Learning to listen
There is little point being a professional writer if no one reads your work. As a Royal Literary Fund Consultant Fellow, I stress the need to be sensitive to the audience and communicate clearly. My pedagogic mantra has been brought into sharp focus during my latest book project. I was commissioned to ghost write the autobiography of a moderately famous artist. During the first few months, I met the subject and recorded our conversations. I then transcribed the material, moulded it into a coherent narrative and sent this draft version to the subject. Over the last few weeks, we have met several times. I have listened to his comments on the draft and nodded sympathetically while he explained why he would never have said what I said he said — or, at least, not in that particular way. My ultimate task is to create a readable book while enabling my subject to retain ownership of his own narrative, and this requires the ability to listen and respond sensitively.
There are parallels here with my Higher Education writing workshops. During these, too, I need to be sensitive to the participants’ needs. My students, unlike the subjects of many ghost-written autobiographies, tend to be very good listeners and eager to learn. Last term, I ran a workshop for student teachers undertaking a Masters programme at the Institute of Education on ‘Writing your thesis’. My remit was to help the students to communicate their own skills more effectively — not to teach them how to teach.
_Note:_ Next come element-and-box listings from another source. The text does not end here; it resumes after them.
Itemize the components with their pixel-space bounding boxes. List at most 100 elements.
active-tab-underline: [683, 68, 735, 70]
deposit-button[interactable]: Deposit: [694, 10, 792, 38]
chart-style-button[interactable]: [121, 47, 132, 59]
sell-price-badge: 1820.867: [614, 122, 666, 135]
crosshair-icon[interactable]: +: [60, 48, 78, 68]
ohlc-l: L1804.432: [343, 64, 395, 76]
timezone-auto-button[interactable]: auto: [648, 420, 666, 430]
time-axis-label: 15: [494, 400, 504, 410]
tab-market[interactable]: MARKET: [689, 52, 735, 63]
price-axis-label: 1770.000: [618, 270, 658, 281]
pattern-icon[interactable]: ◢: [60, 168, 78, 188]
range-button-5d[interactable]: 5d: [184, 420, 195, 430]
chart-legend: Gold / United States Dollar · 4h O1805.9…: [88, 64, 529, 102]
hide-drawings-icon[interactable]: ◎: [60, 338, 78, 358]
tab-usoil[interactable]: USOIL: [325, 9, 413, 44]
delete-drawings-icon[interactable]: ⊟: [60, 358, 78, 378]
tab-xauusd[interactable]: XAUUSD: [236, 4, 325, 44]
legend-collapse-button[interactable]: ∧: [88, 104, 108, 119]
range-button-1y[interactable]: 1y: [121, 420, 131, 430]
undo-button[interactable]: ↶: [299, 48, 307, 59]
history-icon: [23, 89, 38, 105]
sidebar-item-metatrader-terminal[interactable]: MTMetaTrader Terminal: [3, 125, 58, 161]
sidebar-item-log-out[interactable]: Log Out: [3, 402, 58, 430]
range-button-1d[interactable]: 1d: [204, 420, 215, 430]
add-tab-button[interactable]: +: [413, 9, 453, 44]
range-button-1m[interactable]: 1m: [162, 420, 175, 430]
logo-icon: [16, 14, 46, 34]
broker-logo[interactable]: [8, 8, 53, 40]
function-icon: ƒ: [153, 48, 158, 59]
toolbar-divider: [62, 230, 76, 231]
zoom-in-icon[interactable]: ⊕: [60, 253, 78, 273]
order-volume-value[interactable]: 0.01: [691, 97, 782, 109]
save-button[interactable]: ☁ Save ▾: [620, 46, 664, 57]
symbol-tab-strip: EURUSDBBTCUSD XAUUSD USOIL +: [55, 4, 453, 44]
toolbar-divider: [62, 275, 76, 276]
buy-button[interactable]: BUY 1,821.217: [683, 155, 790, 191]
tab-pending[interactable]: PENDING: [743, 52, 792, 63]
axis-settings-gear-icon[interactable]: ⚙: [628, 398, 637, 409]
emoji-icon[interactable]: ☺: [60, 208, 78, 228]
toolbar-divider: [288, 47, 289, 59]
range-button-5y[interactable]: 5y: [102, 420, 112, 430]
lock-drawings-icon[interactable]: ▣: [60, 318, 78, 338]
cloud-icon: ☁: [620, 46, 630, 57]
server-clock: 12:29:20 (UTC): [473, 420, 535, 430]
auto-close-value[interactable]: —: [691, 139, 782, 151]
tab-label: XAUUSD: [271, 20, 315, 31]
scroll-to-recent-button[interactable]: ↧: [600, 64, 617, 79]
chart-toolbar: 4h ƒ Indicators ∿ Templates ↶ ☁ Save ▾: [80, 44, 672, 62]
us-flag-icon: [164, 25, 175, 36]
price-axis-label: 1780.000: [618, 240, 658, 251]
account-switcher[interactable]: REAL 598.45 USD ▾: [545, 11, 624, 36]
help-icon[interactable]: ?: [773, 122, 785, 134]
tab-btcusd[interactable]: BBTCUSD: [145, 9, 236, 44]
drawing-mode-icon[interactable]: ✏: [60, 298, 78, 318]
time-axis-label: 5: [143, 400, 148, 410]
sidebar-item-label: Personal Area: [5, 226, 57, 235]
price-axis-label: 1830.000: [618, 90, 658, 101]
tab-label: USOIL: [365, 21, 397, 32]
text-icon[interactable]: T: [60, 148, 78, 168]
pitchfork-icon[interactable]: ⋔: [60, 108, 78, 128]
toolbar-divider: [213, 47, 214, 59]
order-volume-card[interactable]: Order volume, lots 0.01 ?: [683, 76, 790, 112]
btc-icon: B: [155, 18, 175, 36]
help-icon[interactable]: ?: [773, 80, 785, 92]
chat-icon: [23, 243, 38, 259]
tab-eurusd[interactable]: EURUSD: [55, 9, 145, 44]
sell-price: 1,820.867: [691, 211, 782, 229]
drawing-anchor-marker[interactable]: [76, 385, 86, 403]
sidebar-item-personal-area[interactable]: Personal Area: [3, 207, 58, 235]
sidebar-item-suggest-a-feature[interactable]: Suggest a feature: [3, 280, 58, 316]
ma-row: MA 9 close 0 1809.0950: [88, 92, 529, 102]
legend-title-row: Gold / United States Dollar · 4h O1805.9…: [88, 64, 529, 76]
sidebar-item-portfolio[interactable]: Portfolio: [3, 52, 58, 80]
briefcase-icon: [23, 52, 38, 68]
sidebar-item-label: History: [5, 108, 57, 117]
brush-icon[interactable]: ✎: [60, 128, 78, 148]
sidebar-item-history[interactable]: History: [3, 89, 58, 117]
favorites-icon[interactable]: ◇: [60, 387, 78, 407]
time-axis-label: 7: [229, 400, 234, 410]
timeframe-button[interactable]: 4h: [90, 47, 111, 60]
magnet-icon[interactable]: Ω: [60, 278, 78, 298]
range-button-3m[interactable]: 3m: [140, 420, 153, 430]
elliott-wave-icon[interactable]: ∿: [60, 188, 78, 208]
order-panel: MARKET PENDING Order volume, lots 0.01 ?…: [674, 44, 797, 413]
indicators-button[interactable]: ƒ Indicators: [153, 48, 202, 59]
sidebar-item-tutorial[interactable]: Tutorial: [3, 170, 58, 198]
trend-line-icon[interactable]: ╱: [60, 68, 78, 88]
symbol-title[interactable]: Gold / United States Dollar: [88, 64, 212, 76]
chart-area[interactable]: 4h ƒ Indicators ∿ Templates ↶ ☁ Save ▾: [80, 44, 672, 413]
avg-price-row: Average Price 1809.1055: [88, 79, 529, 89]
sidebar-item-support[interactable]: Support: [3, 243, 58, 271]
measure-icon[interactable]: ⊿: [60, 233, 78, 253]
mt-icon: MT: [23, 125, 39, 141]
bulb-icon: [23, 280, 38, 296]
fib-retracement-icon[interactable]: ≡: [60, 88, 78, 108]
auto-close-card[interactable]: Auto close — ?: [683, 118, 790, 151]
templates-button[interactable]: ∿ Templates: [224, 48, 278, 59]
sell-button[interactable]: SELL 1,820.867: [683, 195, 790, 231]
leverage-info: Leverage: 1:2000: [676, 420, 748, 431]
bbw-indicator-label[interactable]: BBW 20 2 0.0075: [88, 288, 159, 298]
As part of an introductory writing exercise, the students were amazed to discover how difficult it is to explain clearly and concisely how to make a cup of tea, and I continually referred back to this realisation during the rest of the workshop. The exercise made the students laugh out loud, and this good humour created a positive foundation for the following practical writing exercise in which the students had to describe the thrust of their thesis in one sentence. This simple activity vividly illustrates both the value of being sensitive to your audience and how, with well-chosen tools, you can help hone the communication skills that will attract and hold a reader.